Washington, D.C. – United States Trade Representative Ron Kirk announced that today in Geneva the United States signed agreements with the European Union (EU) and Japan that will bring to an end longstanding disputes with these important trade partners over “zeroing.” Zeroing is a label sometimes used to describe a methodology employed in antidumping calculations for aggregating unfairly-traded (“dumped”) transactions with other transactions. The disputes started nearly nine years ago, when the EU first requested WTO consultations over the use of zeroing. In April 2006 (in the EU dispute) and January 2007 (in the Japan dispute), the World Trade Organization (WTO) found that the U.S. use of zeroing in certain antidumping proceedings is inconsistent with WTO rules. After the WTO found that the United States had not brought its antidumping methodologies into compliance, the EU and Japan requested authorization to impose hundreds of millions of dollars of trade retaliation. Had these agreements not been reached today, substantial volumes of U.S. exports could have been closed out of markets in the EU and Japan, resulting in job loss for U.S. workers and financial loss for U.S. farms and businesses.
“I am proud to announce today that we have finally put these burdensome and potentially damaging trade disputes behind us,” said Ambassador Kirk. “What this means for the American people and the country as a whole is that American farmers and businesses can invest in job-creating export markets without the uncertainty of possible trade retaliation.
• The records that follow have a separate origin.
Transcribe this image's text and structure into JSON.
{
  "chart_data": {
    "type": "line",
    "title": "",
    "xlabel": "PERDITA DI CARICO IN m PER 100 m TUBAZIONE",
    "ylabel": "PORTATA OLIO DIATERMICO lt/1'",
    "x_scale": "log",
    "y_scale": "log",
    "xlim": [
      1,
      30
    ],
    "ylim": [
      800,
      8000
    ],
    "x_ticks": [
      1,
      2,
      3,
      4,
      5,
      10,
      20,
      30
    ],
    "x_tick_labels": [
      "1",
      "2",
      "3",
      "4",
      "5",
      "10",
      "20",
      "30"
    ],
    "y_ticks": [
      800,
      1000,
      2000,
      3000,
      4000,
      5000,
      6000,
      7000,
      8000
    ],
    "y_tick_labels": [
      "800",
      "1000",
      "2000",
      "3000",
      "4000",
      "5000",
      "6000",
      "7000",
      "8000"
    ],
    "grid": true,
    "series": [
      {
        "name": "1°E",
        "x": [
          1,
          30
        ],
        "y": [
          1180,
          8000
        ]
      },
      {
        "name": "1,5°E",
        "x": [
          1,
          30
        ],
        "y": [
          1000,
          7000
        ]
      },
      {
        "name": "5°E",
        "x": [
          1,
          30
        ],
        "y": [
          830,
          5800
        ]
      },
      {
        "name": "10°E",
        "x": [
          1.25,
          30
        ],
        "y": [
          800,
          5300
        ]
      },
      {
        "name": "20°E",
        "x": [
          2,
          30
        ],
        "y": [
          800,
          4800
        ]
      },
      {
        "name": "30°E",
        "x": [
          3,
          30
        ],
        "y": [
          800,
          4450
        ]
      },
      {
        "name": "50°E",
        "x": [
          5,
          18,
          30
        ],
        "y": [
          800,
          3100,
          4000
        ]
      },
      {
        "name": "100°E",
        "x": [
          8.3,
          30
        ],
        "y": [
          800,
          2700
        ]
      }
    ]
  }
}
And the resolution of these longstanding disputes promotes our ability to focus on the Administration’s priority of enforcing U.S. rights under our trade agreements to ensure a level playing field for American farmers, workers and businesses.”
Under the agreements signed today, the United States will complete the process – which began in December 2010 – of ending the zeroing practices found in these disputes to be inconsistent with WTO rules. In return, the EU and Japan will drop their claims for trade retaliation.
The United States has repeatedly explained that the WTO Appellate Body – in making its findings on zeroing – did not apply the text of the Antidumping Agreement and, therefore, exceeded its mandate. The United States will continue to press in ongoing WTO negotiations for affirmation that zeroing is consistent with WTO rules. Nonetheless, in these circumstances and at this time, the compliance actions announced today are important in confirming U.S. support for the rules-based system that the WTO provides. Moreover, as Ambassador Kirk explained, “the Administration is committed to vigorous enforcement of U.S. antidumping and other trade remedy laws. I am confident that we will continue to enforce these laws effectively, as was shown, for example, in our successful defense of the President’s imposition of duties on tires from China.”
The EU first requested WTO consultations with respect to zeroing in June 2003, and Japan requested WTO consultations in November 2004. In October 2006, the EU initiated a second zeroing dispute covering additional proceedings. In each of these disputes, the WTO Dispute Settlement Body (DSB) found that the use of zeroing in certain antidumping proceedings was inconsistent with WTO rules. Detailed information may be found at www.wto.org, under dispute numbers DS294, DS322, and DS350.
After the DSB found that the United States had not come into compliance with the DSB findings, the EU and Japan made separate requests for authorizations to impose trade retaliation against the United States. These requests were referred to WTO arbitrators. The parties subsequently agreed to suspend the arbitrations to allow additional time for discussions.
Under the terms of today’s agreements, the U.S.-Japan and U.S.-EU trade arbitrations will remain suspended and will be terminated – without the issuance of awards – after the United States completes its implementation of the agreements.